„Ungarn, dieses kleine Land ist ein Vorbild für die ganze Welt.“ Bildquelle: youtube
28. August 2021 Die Presse von BORIS KÁLNOKY
Für die USA ist Ungarn meist zu klein und zu weit weg, um darüber zu schreiben. Diesmal aber war Tucker Carlson in Ungarn. Drei Millionen Menschen sehen sich täglich seine TV-Show auf Fox News an, 4,5 Millionen folgen ihm auf Twitter. Er wird als potenzieller republikanischer Präsidentschaftskandidat gehandelt.
Ungarn beherrschte die Schlagzeilen amerikanischer Medien, aber niemand in Europa schrieb darüber.
Tucker Carlson also hielt im Städtchen Esztergom am 8. August eine fulminante Rede.
Er schilderte Ungarn als ein Land, das provoziert, weil es gut regiert wird.

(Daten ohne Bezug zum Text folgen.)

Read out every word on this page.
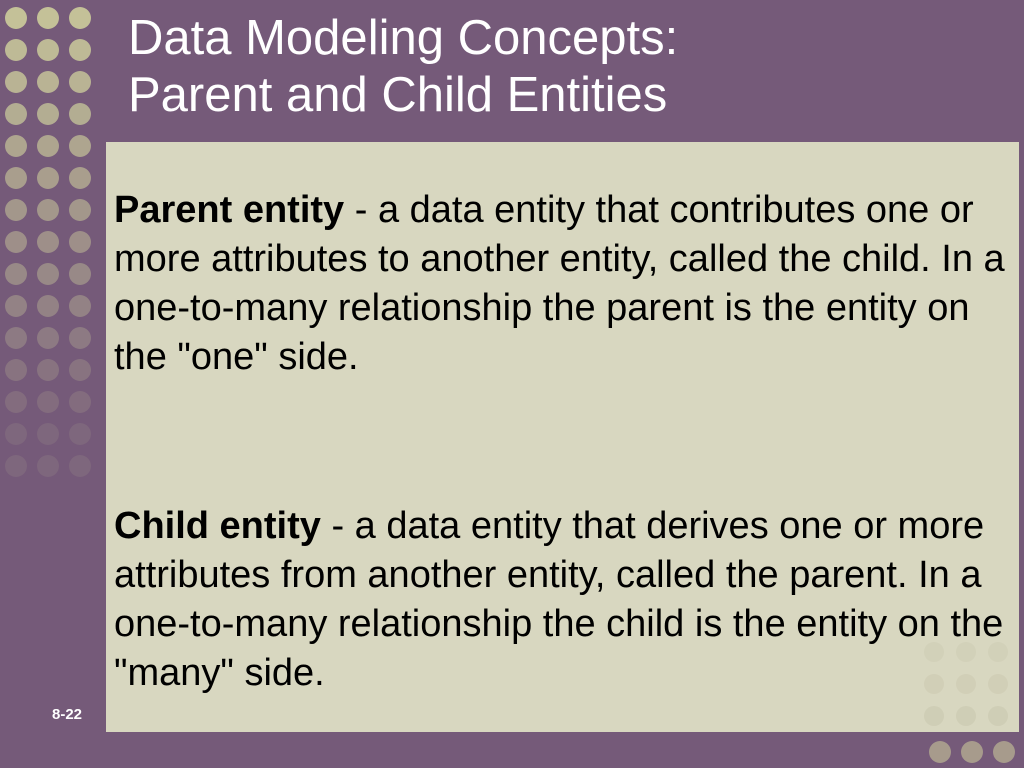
Data Modeling Concepts:
Parent and Child Entities

Parent entity - a data entity that contributes one or more attributes to another entity, called the child. In a one-to-many relationship the parent is the entity on the "one" side.

Child entity - a data entity that derives one or more attributes from another entity, called the parent. In a one-to-many relationship the child is the entity on the "many" side.

8-22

Weil es auf Ordnung besteht und illegale Einwanderung stoppt.
Carlson hatte den Grenzzaun besucht und zeigte sich beeindruckt: Um das Einwanderungsproblem zu lösen, sagte er, brauche es weder viel Geld noch Spitzentechnologie, sondern nur den Willen, es zu tun. Ungarn zeige, wie man regieren muss:
„Liebe dein Land und kümmere dich um seine Menschen.“
All das gefiel den Ungarn. Aber adressiert war es an das US-Publikum. Liberale, sagte Carlson, seien das Gegenteil von Ungarn: Sie hassen ihr Land und die Menschen darin. Seine Show verfrachtete Carlson für eine Woche komplett nach Budapest.
Es war der bisherige Höhepunkt einer großen Wanderung angelsächsischer Konservativer nach Ungarn. Rod Dreher, Autor und Blogger (eine Million Leser), Radio-Journalist Dennis Prager, Politologe Patrick Deneen, Jurist Steven Hayward, der britische Publizist Douglas Murray: Sie und viele andere geben sich in Budapest die Klinke in die Hand, meist auf Einladung des Danube-Instituts (geführt von John O’Sullivan, einstiger Thatcher-Berater) oder vom Mathias-Corvinus-Collegium (dessen Medienschule ich leite). Carlsons Rede in Esztergom war der Höhepunkt eines MCC-Studenten-Festivals.
All das passiert, weil
Viktor Orbán die Konservativen der westlichen Welt intellektuell vereinen will.
„Vor zwei Jahren war ich zum ersten Mal in Budapest“, sagt Rod Dreher, „da sagte man uns, dass der Ministerpräsident uns gern treffen würde.“ Händeschütteln und Lächeln, dachte Dreher. „Aber es wurde ein anderthalbstündiges Gespräch daraus.“ Zum Abschluss habe Orbán ihm gesagt: „Ich möchte, dass Sie Budapest als Ihr intellektuelles Zuhause betrachten.“
Es war Dreher, der Carlson eine SMS schickte: Komm doch auch herüber. Im Gespräch mit den beiden wird deutlich, dass es bei den US-Konservativen ein tiefes Umdenken gibt. „Unsere traditionellen Stützen sind weggebrochen, Unternehmen stehen heute links, sie sind ,woke‘ geworden“, sagt Carlson. Er und Dreher glauben, dass US-Konservative verstärkt auf den Staat setzen müssen.
Nicht Konservativismus, sondern Nationalkonservativismus: Da sei Ungarn ein Vorbild.
Und so steckt man die Köpfe zusammen, wie jüngst bei einem Abendessen des Danube-Instituts. Thema: „Können wir die Konservativen vereinen?“ Da werden Pläne geschmiedet und pragmatische Vorschläge gemacht (welche, will ich hier nicht verraten).
Bereits 2019 wurde zeitgleich in Washington, London und Rom die Edmund-Burke-Stiftung gegründet, in Orlando findet im November ihre zweite Konferenz zum „Nationalkonservativismus“ statt. Mit vielen Sprechern, die in letzter Zeit in Budapest waren. Und mit prominenten Republikanern wie Senator Marco Rubio.
Der Autor, Boris Kálnoky, ist Leiter der Medienschule des Mathias-Corvinus-Collegium
Originaltext erschien am 11. August 2021 in Der Presse: https://www.diepresse.com/6019833/us-konservative-lernen-von-ungarn
Ein Kommentar
ich wünschte, die Konservativen in Deutschland und Österreich würden sich, wenn sie es schon bisher kaum ohne diesen Umweg getan haben, an diesen US-Konservativen ein Beispiel nehmen und ebenfalls von Ungarn lernen!